Why ChatGPT, Gemini, and Claude differ on which jobs are most exposed to AI

•

Figures used by researchers to forecast which jobs may be displaced by artificial intelligence may be less reliable than widely assumed, according to The Wall Street Journal. The outlet points to the AI systems themselves as a key source of the mismatch, raising questions about how policymakers and workers interpret “exposure scores” that are meant to estimate vulnerability to automation.

How “exposure scores” are built

Economists often estimate job risk using task-based exposure scores. The approach starts from the U.S. Bureau of Labor Statistics’ database describing what workers in different occupations do day to day. Researchers then assess which tasks within each occupation AI could potentially handle or speed up. In theory, the larger the share of tasks AI can perform in a given job, the higher the job’s exposure to replacement.

However, the Wall Street Journal says researchers currently rely on three main methods to construct these scores, each with drawbacks:

Human evaluators review how much AI can perform tasks, but the process is highly subjective.
Worker surveys ask people using AI platforms for their views, but the results may reflect only small groups on limited platforms rather than the broader labor force.
AI ranking lets models determine which tasks are easiest to replace, a method described as especially controversial due to technical and methodological complications.

NBER study finds divergent results across leading AI models

The concerns are highlighted by a new study published as a working paper on the National Bureau of Economic Research (NBER) website. A team from Northwestern University and American University conducted a large-scale experiment using leading large language models to identify which jobs have the greatest exposure to AI.

The economists, including Michelle Yin, Hoa Vu, and Claudia Persico, tested three prominent models: OpenAI’s ChatGPT-5, Google DeepMind’s Gemini 2.5, and Anthropic’s Claude 4.5. The study found that the models frequently produced clearly divergent answers about job exposure.

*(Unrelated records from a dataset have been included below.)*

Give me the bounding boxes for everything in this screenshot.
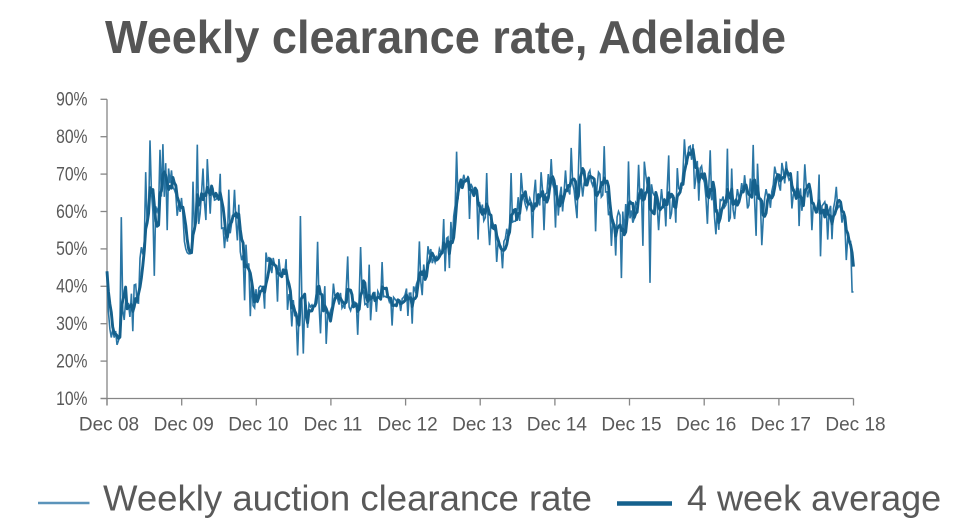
svg-text:70%: 70% bbox=[56, 164, 87, 185]
svg-text:20%: 20% bbox=[56, 351, 87, 372]
svg-text:4 week average: 4 week average bbox=[687, 478, 941, 519]
svg-text:Weekly clearance rate, Adelaid: Weekly clearance rate, Adelaide bbox=[105, 11, 786, 63]
svg-text:Dec 16: Dec 16 bbox=[676, 415, 736, 436]
svg-text:Weekly auction clearance rate: Weekly auction clearance rate bbox=[103, 478, 592, 519]
svg-text:Dec 11: Dec 11 bbox=[304, 415, 363, 436]
svg-text:Dec 15: Dec 15 bbox=[601, 415, 661, 436]
svg-text:50%: 50% bbox=[56, 239, 87, 260]
svg-text:40%: 40% bbox=[56, 277, 87, 298]
svg-text:30%: 30% bbox=[56, 314, 87, 335]
svg-text:Dec 08: Dec 08 bbox=[79, 415, 139, 436]
svg-text:90%: 90% bbox=[56, 90, 87, 111]
svg-text:Dec 13: Dec 13 bbox=[452, 415, 512, 436]
svg-text:80%: 80% bbox=[56, 127, 87, 148]
svg-text:Dec 10: Dec 10 bbox=[228, 415, 288, 436]
svg-text:Dec 14: Dec 14 bbox=[527, 415, 588, 436]
svg-text:Dec 17: Dec 17 bbox=[751, 415, 811, 436]
svg-text:60%: 60% bbox=[56, 202, 87, 223]
svg-text:Dec 12: Dec 12 bbox=[377, 415, 437, 436]
svg-text:Dec 09: Dec 09 bbox=[154, 415, 214, 436]
svg-text:10%: 10% bbox=[56, 389, 87, 410]
svg-text:Dec 18: Dec 18 bbox=[825, 415, 885, 436]
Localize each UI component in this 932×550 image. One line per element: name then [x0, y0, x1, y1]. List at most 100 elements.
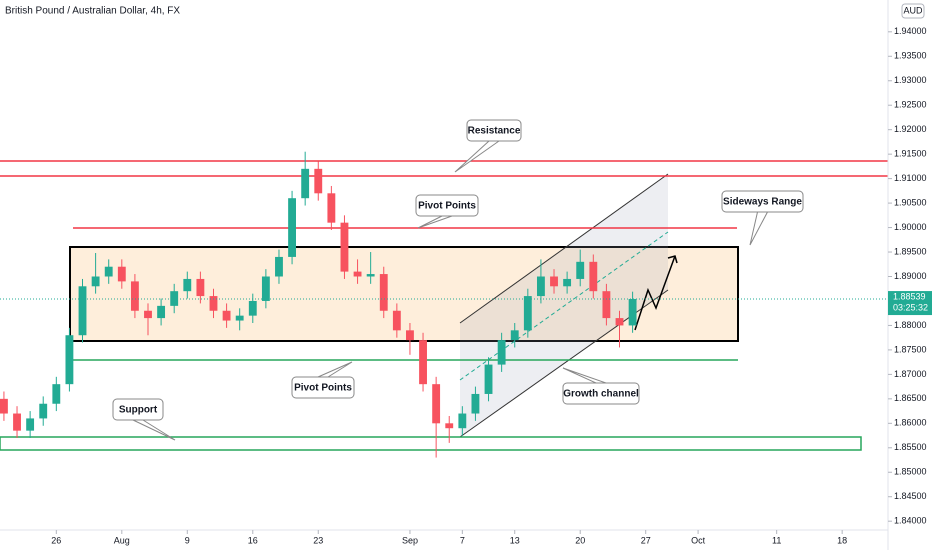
last-price: 1.88539: [893, 291, 926, 301]
candle-body: [419, 340, 427, 385]
candle-body: [26, 418, 35, 431]
callout-label: Support: [119, 405, 158, 416]
candle-body: [497, 340, 506, 365]
candle-body: [536, 276, 545, 297]
candle-body: [432, 384, 441, 424]
y-tick-label: 1.91500: [894, 149, 927, 159]
candle-body: [615, 318, 624, 326]
candle-body: [170, 291, 179, 306]
x-tick-label: 20: [575, 535, 585, 545]
candle-body: [235, 315, 244, 321]
callout-label: Sideways Range: [723, 197, 802, 208]
callout-pointer: [417, 215, 453, 229]
candle-body: [52, 384, 61, 404]
chart-title: British Pound / Australian Dollar, 4h, F…: [5, 6, 180, 17]
callout-box: [291, 376, 355, 399]
callout-pointer: [317, 361, 353, 378]
callout-pointer: [132, 419, 176, 441]
y-tick-label: 1.88000: [894, 320, 927, 330]
candle-body: [340, 222, 349, 272]
candle-body: [576, 261, 585, 279]
callout: Growth channel: [562, 367, 640, 405]
y-tick-label: 1.90000: [894, 222, 927, 232]
candle-body: [157, 305, 166, 319]
candle-body: [314, 168, 323, 194]
candle-body: [366, 274, 375, 277]
x-tick-label: 27: [641, 535, 651, 545]
x-tick-label: Sep: [402, 535, 418, 545]
candle-body: [130, 281, 139, 311]
y-tick-label: 1.91000: [894, 173, 927, 183]
candle-body: [589, 261, 598, 292]
candle-body: [261, 276, 270, 301]
callout: Support: [112, 398, 176, 441]
candle-body: [406, 330, 414, 341]
candle-body: [78, 286, 87, 336]
y-tick-label: 1.89000: [894, 271, 927, 281]
callout-box: [466, 119, 522, 142]
y-tick-label: 1.92000: [894, 124, 927, 134]
callout-pointer: [749, 211, 768, 246]
callout-label: Pivot Points: [294, 383, 352, 394]
y-tick-label: 1.93000: [894, 75, 927, 85]
range-box: [69, 246, 739, 342]
candles: [0, 151, 637, 458]
drawings: [0, 160, 888, 451]
channel-mid: [459, 231, 669, 381]
x-tick-label: Oct: [691, 535, 706, 545]
callout: Resistance: [454, 119, 522, 173]
candle-body: [392, 310, 401, 331]
x-tick-label: 7: [460, 535, 465, 545]
candle-body: [301, 168, 310, 199]
y-tick-label: 1.85000: [894, 467, 927, 477]
x-tick-label: 13: [510, 535, 520, 545]
last-price-badge: [888, 291, 932, 316]
candle-body: [222, 310, 231, 321]
callout-pointer: [562, 367, 607, 384]
y-tick-label: 1.84500: [894, 491, 927, 501]
x-tick-label: 23: [313, 535, 323, 545]
candle-body: [353, 271, 362, 277]
candle-body: [275, 256, 283, 277]
y-tick-label: 1.87000: [894, 369, 927, 379]
candle-body: [13, 413, 21, 431]
candle-body: [39, 403, 48, 419]
candle-body: [550, 276, 558, 287]
y-tick-label: 1.86500: [894, 393, 927, 403]
candle-body: [602, 291, 611, 319]
candle-body: [471, 393, 480, 414]
arrow-head: [667, 255, 678, 264]
candle-body: [327, 193, 336, 223]
y-tick-label: 1.86000: [894, 418, 927, 428]
candle-body: [510, 330, 519, 341]
support-box: [0, 436, 862, 451]
candle-body: [288, 198, 296, 257]
countdown: 03:25:32: [893, 302, 928, 312]
candle-body: [196, 278, 205, 297]
callout: Pivot Points: [415, 194, 479, 229]
x-tick-label: 26: [51, 535, 61, 545]
candle-body: [209, 296, 218, 311]
x-tick-label: 16: [248, 535, 258, 545]
currency: AUD: [903, 5, 923, 15]
candle-body: [523, 296, 532, 331]
callout-box: [562, 382, 640, 405]
x-tick-label: Aug: [114, 535, 130, 545]
channel-upper: [459, 173, 669, 324]
callout: Pivot Points: [291, 361, 355, 399]
x-tick-label: 9: [185, 535, 190, 545]
x-tick-label: 11: [772, 535, 781, 545]
callout-box: [112, 398, 164, 421]
candle-body: [183, 278, 192, 292]
candle-body: [379, 274, 388, 311]
callout-box: [415, 194, 479, 217]
candle-body: [563, 278, 572, 287]
callout-label: Resistance: [468, 126, 521, 137]
candle-body: [65, 335, 74, 385]
candle-body: [248, 300, 257, 316]
callout-label: Pivot Points: [418, 201, 476, 212]
y-tick-label: 1.94000: [894, 26, 927, 36]
callout: Sideways Range: [721, 190, 804, 246]
y-tick-label: 1.93500: [894, 51, 927, 61]
candle-body: [458, 413, 467, 429]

In practice, the paper reports that some occupations are rated as highly exposed by one model but considered relatively safe by another. The disagreement also extends to specific roles, including advertising managers and even chief executive officers (CEOs), where models failed to align on risk levels.

While ChatGPT and Gemini appeared more aligned than the other pairings, the Wall Street Journal notes that even these two models still disagreed up to 25% of the time in testing—indicating instability even among systems viewed as among the most capable.

Why discrepancies may persist

The study attributes part of the mismatch to differences in model architecture. But it also points to a deeper driver: the habits of worker groups that adopted AI early. For example, financial analysts are described as using AI very early and frequently. That behavior can generate substantial training data for subsequent AI model development, which may influence how AI later evaluates and ranks risk for that occupation.

Implications for forecasts and policy decisions

The Wall Street Journal warns that some policymakers and employers may be placing too much trust in exposure-score figures, using them as a “north star” without sufficient caution. The paper is still a working paper and has not yet undergone formal peer review by independent experts, but it is described as sounding an alarm about the validity of current economic forecasts.

To address the uncertainty, economists propose that researchers consider multiple models rather than relying on a single system. They also argue for greater candor about the uncertainty of AI-generated indicators, suggesting that real-world surveys about how AI is actually deployed in the economy could provide more useful evidence.

The study emphasizes the need to understand which tasks AI is changing and how workers are adapting, rather than relying on unverified statistics. It also reiterates that investment in education and new skills remains central to preparing for change.

“Personally, I would not rely on a single metric alone to decide to change jobs or alter my child's educational path.”

The article concludes that, regardless of how forecasts diverge, readiness to adapt is presented as the most practical approach for individuals—learning to work with AI rather than expecting replacement to happen overnight.